1. ## Differentiating with respect to a variable squared?

I have the following:

$\frac{\delta W}{\delta I_4}$

Where $I_4 = \alpha^2$

My question is, does $\frac{\delta W}{\delta \alpha^2} = \frac{\delta W}{\delta \alpha}$?

2. Originally Posted by Bwts
I have the following:

$\frac{\delta W}{\delta I_4}$

Where $I_4 = \alpha^2$

My question is, does $\frac{\delta W}{\delta \alpha^2} = \frac{\delta W}{\delta \alpha}$?

ps I have no idea why my latex code isnt working on your site?
Try keeping up to date with what happens by reading the posts here: http://www.mathhelpforum.com/math-help/f26/ ! (I have applied the temporary fix to your latex).

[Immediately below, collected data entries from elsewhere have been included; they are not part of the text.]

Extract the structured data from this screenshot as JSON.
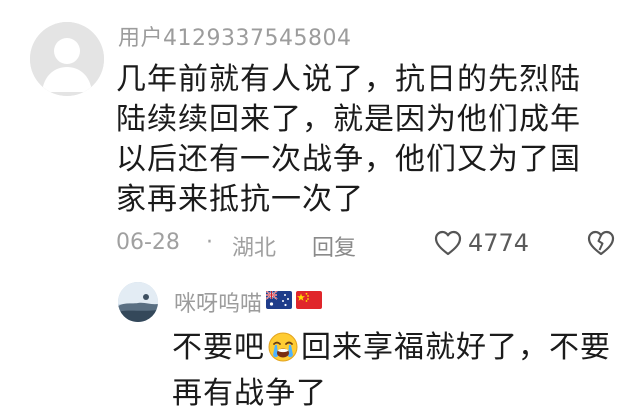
{
  "comment": {
    "username": "用户4129337545804",
    "text": "几年前就有人说了，抗日的先烈陆陆续续回来了，就是因为他们成年以后还有一次战争，他们又为了国家再来抵抗一次了",
    "date": "06-28",
    "separator": "·",
    "location": "湖北",
    "reply_label": "回复",
    "like_count": "4774",
    "icons": {
      "like": "heart-icon",
      "dislike": "broken-heart-icon"
    }
  },
  "reply": {
    "username": "咪呀呜喵",
    "flags": [
      "australia-flag-icon",
      "china-flag-icon"
    ],
    "text_before": "不要吧",
    "emoji": "crying-face-emoji-icon",
    "text_after": "回来享福就好了，不要再有战争了"
  }
}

3. Originally Posted by Bwts
I have the following:

$\frac{\delta W}{\delta I_4}$

Where $I_4 = \alpha^2$

My question is, does $\frac{\delta W}{\delta \alpha^2} = \frac{\delta W}{\delta \alpha}$?

[snip]
Use the chain rule.

4. It does not give you the same answer, if you differentiate with respect to a variable and with respect to that variable squared.
For example, consider the function f(x)=x^2. If you take the derivative of this function with respect to x, you of course get 2x. If you take the derivative with respect to x^2 (which is df/dx^2), then you get the answer 1. Why? In df/dx^2, you treat x^2 as a single variable, so you might as well call it something less confusing, say v=x^2. Then the problem of finding df/dx^2, when f(x)=x^2, translates to finding df/dv, when f(v) = v, which is 1.

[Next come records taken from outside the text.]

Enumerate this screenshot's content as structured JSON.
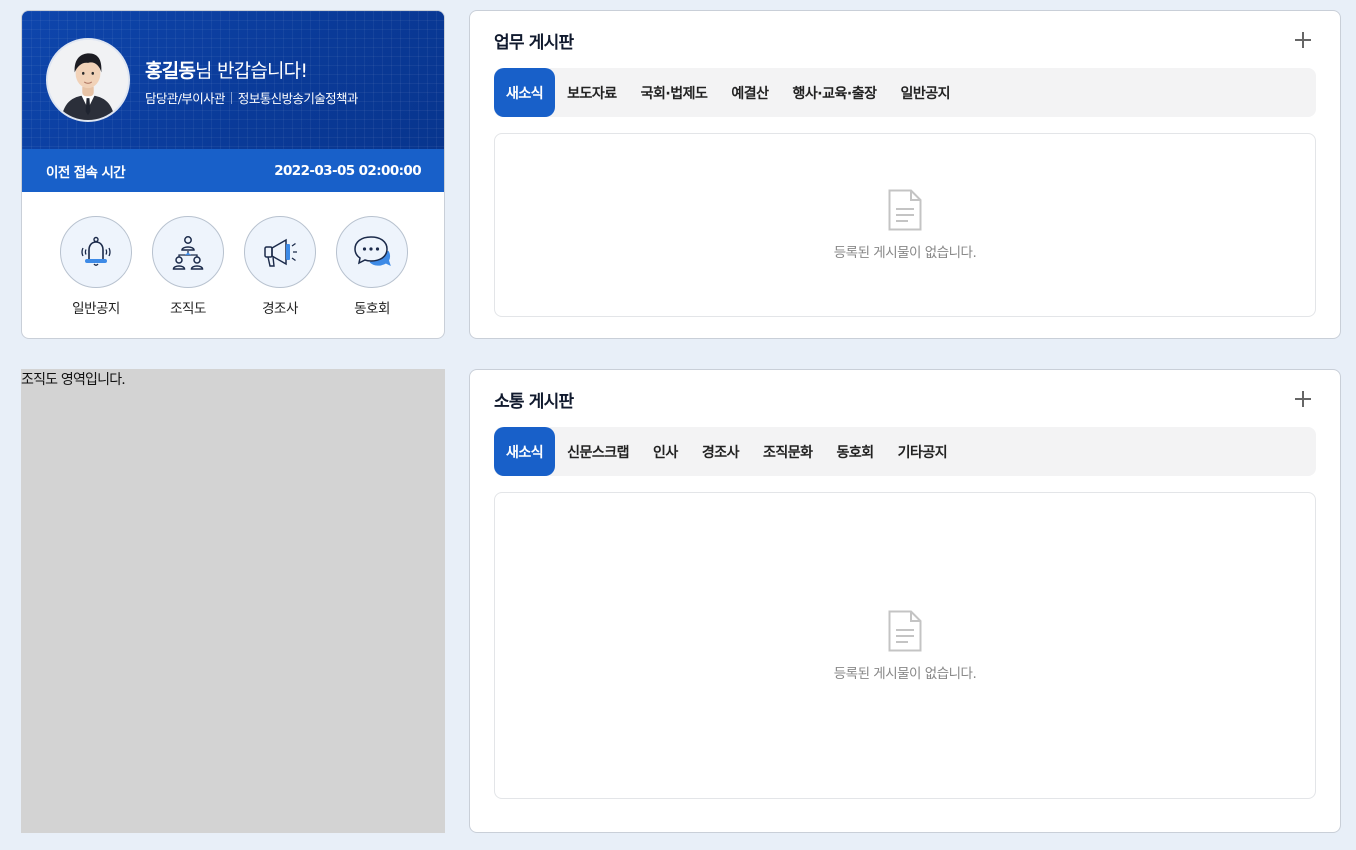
{
  "profile": {
    "name": "홍길동",
    "greeting_suffix": "님 반갑습니다!",
    "position": "담당관/부이사관",
    "department": "정보통신방송기술정책과",
    "last_login_label": "이전 접속 시간",
    "last_login_value": "2022-03-05 02:00:00"
  },
  "quick_menu": [
    {
      "label": "일반공지",
      "icon": "bell-icon"
    },
    {
      "label": "조직도",
      "icon": "org-chart-icon"
    },
    {
      "label": "경조사",
      "icon": "megaphone-icon"
    },
    {
      "label": "동호회",
      "icon": "chat-bubble-icon"
    }
  ],
  "work_board": {
    "title": "업무 게시판",
    "tabs": [
      "새소식",
      "보도자료",
      "국회·법제도",
      "예결산",
      "행사·교육·출장",
      "일반공지"
    ],
    "active_tab": "새소식",
    "empty_message": "등록된 게시물이 없습니다."
  },
  "comm_board": {
    "title": "소통 게시판",
    "tabs": [
      "새소식",
      "신문스크랩",
      "인사",
      "경조사",
      "조직문화",
      "동호회",
      "기타공지"
    ],
    "active_tab": "새소식",
    "empty_message": "등록된 게시물이 없습니다."
  },
  "org_area": {
    "text": "조직도 영역입니다."
  },
  "colors": {
    "page_bg": "#e8eff8",
    "profile_bg": "#0a3c9c",
    "accent": "#1860c9",
    "tab_bg": "#f3f3f4"
  }
}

Similarly, g(x)=x^4 is 4x^3 upon differentiation with respect to x, but with respect to x^2, it becomes 2x^2 (since x^4 = (x^2)^2, and (x^2)^2 differentiated with respect to x^2 is 2x^2).

5. I'm thinking that maybe you have an easier time relating to Fantastic's suggestion.

By the chain rule, we have that

df/dx = df/dx^2 * dx^2/dx,

but since dx^2/dx = x^2, we have that df/dx^2 =(df/dx)/(2x). So to find the derivative with respect to x^2, you find the derivative of f with respect to x, and then divides this answer by 2x.

6. Thanks that makes sense now.